My suggestion is: move to the place where you know the most people you love. Of course, it should satisfy some of your other needs and desires. You should be able to afford housing and do the work you need to do. You should like “the vibe” of the city when you visit, in a basic sense. But your priority should be going toward people — whether this is a group of friends you could see yourself slotting into, or one very close friend with whom you could build a broader social world. I would move to this place even if it means going somewhere more expensive, or considering a geographic region you wouldn’t otherwise, or eschewing the arts scene or the outdoors. I once thought I could never live in a city where I couldn’t get outside easily. I was wrong, since I live in one now — a place I came to initially not because I really wanted to but because of an ex-boyfriend’s job. Now I’m here, and even though I do really miss access to the outdoors, and I spent a lot of time and money traveling to places where I can look at mountains, and sometimes this feels silly, it’s a trade-off I’m willing to make.
That is because I think the great advantage of living in cities — in apartments stacked on top of each other, at great expense, alienated from nature — is that we are surrounded by people. Ideally, we are surrounded by people we know and love, and through them, discover a more expansive world in which we might meet new people we come to know and love. Through them, we might meet a romantic interest, or someone to work with. We might go to the bar on a Friday, and then go back to the same bar the following Friday with the same people, plus a few new ones, and then do it over again. Over time, this life among people you know and love will take on its own momentum. You might feel, if not quite a sense of permanence, that you could at least see yourself doing this for now, for the foreseeable future. This is why I do not live in Portland, Maine, and am unlikely to ever live in Portland, Maine, even though it checks all the other boxes of a city in which I would ideally live.
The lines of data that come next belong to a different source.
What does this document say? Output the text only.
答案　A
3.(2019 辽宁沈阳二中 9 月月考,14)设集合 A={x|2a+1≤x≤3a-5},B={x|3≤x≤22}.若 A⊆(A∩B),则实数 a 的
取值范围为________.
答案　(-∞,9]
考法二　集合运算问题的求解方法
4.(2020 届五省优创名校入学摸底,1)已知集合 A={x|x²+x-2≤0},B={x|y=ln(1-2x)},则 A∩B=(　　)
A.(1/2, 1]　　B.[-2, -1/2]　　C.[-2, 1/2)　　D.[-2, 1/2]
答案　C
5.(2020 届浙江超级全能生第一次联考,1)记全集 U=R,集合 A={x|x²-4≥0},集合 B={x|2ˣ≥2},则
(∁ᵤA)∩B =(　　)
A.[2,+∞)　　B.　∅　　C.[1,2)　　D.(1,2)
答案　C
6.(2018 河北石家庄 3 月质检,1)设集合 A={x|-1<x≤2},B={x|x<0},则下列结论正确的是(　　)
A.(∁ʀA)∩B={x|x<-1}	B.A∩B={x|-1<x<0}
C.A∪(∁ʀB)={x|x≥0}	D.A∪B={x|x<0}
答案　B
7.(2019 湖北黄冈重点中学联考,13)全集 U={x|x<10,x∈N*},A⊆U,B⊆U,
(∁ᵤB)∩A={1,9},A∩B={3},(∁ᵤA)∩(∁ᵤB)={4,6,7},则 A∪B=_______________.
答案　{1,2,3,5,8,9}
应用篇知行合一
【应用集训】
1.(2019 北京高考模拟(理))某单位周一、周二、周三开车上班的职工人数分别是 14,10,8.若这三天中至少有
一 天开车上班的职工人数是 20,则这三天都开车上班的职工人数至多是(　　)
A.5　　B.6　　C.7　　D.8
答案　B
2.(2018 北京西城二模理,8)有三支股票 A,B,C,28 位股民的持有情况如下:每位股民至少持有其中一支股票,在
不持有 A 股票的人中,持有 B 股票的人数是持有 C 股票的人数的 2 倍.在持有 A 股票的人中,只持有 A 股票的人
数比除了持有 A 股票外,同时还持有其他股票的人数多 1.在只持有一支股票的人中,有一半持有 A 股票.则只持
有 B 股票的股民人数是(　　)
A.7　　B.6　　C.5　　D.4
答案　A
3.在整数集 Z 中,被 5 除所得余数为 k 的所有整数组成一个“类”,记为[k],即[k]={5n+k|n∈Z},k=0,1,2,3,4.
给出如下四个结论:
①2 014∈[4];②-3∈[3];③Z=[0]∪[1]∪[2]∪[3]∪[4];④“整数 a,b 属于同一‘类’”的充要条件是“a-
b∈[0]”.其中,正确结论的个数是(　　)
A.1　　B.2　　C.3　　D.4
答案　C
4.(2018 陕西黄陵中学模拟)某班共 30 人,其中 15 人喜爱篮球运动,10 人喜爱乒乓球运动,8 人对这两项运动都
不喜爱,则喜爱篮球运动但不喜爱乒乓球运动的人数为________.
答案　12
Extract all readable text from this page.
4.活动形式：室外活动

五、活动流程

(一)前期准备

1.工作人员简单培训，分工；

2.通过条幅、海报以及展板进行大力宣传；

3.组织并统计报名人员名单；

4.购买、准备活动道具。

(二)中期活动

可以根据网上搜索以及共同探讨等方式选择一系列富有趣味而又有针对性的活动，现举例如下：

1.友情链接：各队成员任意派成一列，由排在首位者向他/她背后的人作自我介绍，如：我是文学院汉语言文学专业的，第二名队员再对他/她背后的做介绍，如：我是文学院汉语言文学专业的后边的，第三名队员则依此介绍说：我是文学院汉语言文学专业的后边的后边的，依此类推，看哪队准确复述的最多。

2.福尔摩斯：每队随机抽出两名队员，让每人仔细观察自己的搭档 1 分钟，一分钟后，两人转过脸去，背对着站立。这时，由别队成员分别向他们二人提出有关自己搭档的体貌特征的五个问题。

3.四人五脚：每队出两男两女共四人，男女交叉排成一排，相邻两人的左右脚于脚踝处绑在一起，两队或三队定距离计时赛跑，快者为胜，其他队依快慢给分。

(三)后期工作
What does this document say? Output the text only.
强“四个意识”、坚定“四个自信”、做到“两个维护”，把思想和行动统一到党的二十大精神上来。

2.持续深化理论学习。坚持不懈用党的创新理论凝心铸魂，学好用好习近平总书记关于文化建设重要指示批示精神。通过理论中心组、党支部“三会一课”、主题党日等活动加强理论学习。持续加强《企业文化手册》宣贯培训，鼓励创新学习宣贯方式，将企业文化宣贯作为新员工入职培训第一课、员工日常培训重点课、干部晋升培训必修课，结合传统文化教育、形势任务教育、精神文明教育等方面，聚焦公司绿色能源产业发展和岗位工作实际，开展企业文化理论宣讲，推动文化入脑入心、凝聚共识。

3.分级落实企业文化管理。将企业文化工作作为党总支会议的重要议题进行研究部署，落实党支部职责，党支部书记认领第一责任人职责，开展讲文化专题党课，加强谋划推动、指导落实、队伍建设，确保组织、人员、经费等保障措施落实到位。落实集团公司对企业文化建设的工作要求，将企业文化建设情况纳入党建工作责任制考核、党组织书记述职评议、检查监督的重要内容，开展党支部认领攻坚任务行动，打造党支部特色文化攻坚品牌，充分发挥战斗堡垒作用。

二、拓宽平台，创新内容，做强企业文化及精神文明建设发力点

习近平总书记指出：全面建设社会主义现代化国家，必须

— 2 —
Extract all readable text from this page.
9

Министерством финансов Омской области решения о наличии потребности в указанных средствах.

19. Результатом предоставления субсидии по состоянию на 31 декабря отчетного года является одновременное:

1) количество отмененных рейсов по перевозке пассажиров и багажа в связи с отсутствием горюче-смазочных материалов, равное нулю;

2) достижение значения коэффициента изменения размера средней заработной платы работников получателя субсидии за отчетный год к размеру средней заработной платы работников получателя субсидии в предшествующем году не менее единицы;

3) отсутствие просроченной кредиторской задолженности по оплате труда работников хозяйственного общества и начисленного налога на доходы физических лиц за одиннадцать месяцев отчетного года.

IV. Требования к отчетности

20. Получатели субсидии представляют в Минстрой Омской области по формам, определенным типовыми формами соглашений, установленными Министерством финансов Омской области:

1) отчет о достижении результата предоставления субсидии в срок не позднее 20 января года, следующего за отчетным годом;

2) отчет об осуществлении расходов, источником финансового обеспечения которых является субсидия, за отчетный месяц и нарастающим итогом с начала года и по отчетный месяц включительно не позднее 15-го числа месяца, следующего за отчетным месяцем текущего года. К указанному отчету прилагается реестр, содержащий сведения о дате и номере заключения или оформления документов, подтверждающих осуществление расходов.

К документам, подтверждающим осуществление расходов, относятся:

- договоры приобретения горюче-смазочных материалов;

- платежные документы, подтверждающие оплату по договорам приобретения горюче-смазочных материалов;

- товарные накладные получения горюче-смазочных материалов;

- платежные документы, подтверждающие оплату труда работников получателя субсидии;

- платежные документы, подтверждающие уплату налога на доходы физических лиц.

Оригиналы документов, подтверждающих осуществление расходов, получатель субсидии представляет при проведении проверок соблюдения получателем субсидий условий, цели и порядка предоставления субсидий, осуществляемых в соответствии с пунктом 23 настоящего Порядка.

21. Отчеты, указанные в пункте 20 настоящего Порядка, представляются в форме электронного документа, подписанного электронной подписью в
Part of what I find frustrating about the general tenor of debates about commitment and choice-making is the way they focus so much on you, the individual, and what you must do. You need to find the right person to marry. You need to find the right career and stick to it. You need to decide. To the extent that these commitment-mongers acknowledge “community,” it tends to be either general or rooted in family. (For Brooks, the guiding principles are “family, God, craft and country.”) I think that considering your relationships with your friends when making a big choice like the one you’re facing can help place less weight on what you personally need to do to live the best life, and more on how you might make one in proximity to others. A million other choices will rear their heads when you’re in whichever city you choose, but many of them will be easier if you’re living near a group of people you love and trust. You can choose where to live based on where those people are, and I think that in fact you should.